On Mon, 08 Feb 2010 15:13:33 -0500, Andrei Alexandrescu
<[email protected]> wrote:
Steven Schveighoffer wrote:
On Mon, 08 Feb 2010 14:36:37 -0500, Andrei Alexandrescu
<[email protected]> wrote:
Don wrote:
I don't understand this. How does belowTop() know how to call top()?
It calls top() through the normal interface mechanism. Inside
belowTop(), this has Stack!T type.
Actually, I think Don has a point here. A virtual function (even on
an interface) is always called with the 'this' pointer, not the
interface pointer.
That is done via an adjustment of the reference. In the case of an
interface method, no adjustment is necessary. Inside the method, "this"

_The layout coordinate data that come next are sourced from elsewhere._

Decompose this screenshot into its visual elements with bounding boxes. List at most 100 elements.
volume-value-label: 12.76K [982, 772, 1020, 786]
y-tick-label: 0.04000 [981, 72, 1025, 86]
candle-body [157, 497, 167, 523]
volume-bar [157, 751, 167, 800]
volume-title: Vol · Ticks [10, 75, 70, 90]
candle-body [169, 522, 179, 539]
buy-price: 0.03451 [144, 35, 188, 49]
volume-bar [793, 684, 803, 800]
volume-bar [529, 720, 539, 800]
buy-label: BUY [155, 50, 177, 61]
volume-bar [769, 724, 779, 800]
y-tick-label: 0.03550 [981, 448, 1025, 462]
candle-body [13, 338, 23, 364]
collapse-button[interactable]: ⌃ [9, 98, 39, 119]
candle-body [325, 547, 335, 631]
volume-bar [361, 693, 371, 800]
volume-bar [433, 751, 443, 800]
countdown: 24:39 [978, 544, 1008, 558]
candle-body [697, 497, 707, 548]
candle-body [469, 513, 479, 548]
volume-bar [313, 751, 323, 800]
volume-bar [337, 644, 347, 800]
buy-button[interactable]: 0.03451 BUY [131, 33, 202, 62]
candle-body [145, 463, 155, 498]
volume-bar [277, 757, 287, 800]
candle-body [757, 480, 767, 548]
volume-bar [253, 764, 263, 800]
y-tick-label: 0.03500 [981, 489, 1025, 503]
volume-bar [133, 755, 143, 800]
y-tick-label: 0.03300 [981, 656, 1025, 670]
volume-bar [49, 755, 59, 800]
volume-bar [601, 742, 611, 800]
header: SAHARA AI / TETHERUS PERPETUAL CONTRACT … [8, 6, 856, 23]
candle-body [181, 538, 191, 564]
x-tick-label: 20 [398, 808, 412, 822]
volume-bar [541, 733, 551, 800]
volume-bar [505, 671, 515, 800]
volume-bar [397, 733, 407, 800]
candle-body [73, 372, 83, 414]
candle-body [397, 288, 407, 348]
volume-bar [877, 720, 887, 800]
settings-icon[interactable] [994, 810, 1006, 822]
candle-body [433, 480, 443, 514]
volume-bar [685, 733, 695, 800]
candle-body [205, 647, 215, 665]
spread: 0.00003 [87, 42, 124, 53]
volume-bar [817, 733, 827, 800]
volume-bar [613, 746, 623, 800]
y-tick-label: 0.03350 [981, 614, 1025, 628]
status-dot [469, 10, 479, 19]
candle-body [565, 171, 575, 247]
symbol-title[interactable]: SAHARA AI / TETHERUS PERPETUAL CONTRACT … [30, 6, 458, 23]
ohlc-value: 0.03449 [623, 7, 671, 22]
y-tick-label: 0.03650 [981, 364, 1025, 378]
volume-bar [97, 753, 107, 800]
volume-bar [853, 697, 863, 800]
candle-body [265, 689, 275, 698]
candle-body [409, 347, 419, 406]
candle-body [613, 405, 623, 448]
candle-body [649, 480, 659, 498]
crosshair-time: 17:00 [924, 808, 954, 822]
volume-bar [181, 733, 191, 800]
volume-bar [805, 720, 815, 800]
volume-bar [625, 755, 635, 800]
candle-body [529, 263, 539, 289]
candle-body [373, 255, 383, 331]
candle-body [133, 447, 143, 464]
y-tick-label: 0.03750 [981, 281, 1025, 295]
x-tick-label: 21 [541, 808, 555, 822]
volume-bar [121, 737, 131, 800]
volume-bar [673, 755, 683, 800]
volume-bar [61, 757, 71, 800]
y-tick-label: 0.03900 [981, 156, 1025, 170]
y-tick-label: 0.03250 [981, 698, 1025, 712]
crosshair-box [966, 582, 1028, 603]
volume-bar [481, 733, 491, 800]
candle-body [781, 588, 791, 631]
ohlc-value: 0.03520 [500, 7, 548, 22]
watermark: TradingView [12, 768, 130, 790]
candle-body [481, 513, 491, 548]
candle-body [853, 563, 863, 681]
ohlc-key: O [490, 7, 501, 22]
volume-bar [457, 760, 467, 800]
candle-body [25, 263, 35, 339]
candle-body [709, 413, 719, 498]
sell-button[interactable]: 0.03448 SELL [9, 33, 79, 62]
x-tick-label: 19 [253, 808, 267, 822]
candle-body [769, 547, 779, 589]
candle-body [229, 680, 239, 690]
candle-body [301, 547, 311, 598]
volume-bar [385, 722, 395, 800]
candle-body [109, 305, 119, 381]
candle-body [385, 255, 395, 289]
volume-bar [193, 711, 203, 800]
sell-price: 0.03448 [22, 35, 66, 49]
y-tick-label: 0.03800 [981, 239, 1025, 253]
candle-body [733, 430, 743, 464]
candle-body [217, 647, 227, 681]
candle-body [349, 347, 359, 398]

has the static type of the interface and the dynamic type whichever
class implements the interface.
void foo(Stack!T st)
{
auto x = st.belowTop();
}
OK, so if st's virtual function for belowTop points to the default
implementation, there is no adjustment. But what if the actual object
*did* override the default implementation? Does it also receive the
interface pointer as 'this'? Where does the adjustment happen? What
happens if you have a reference to the actual concrete object type? Do
you have to thunk to the correct interface to pass in the expected
interface pointer? It can't be both ways.
-Steve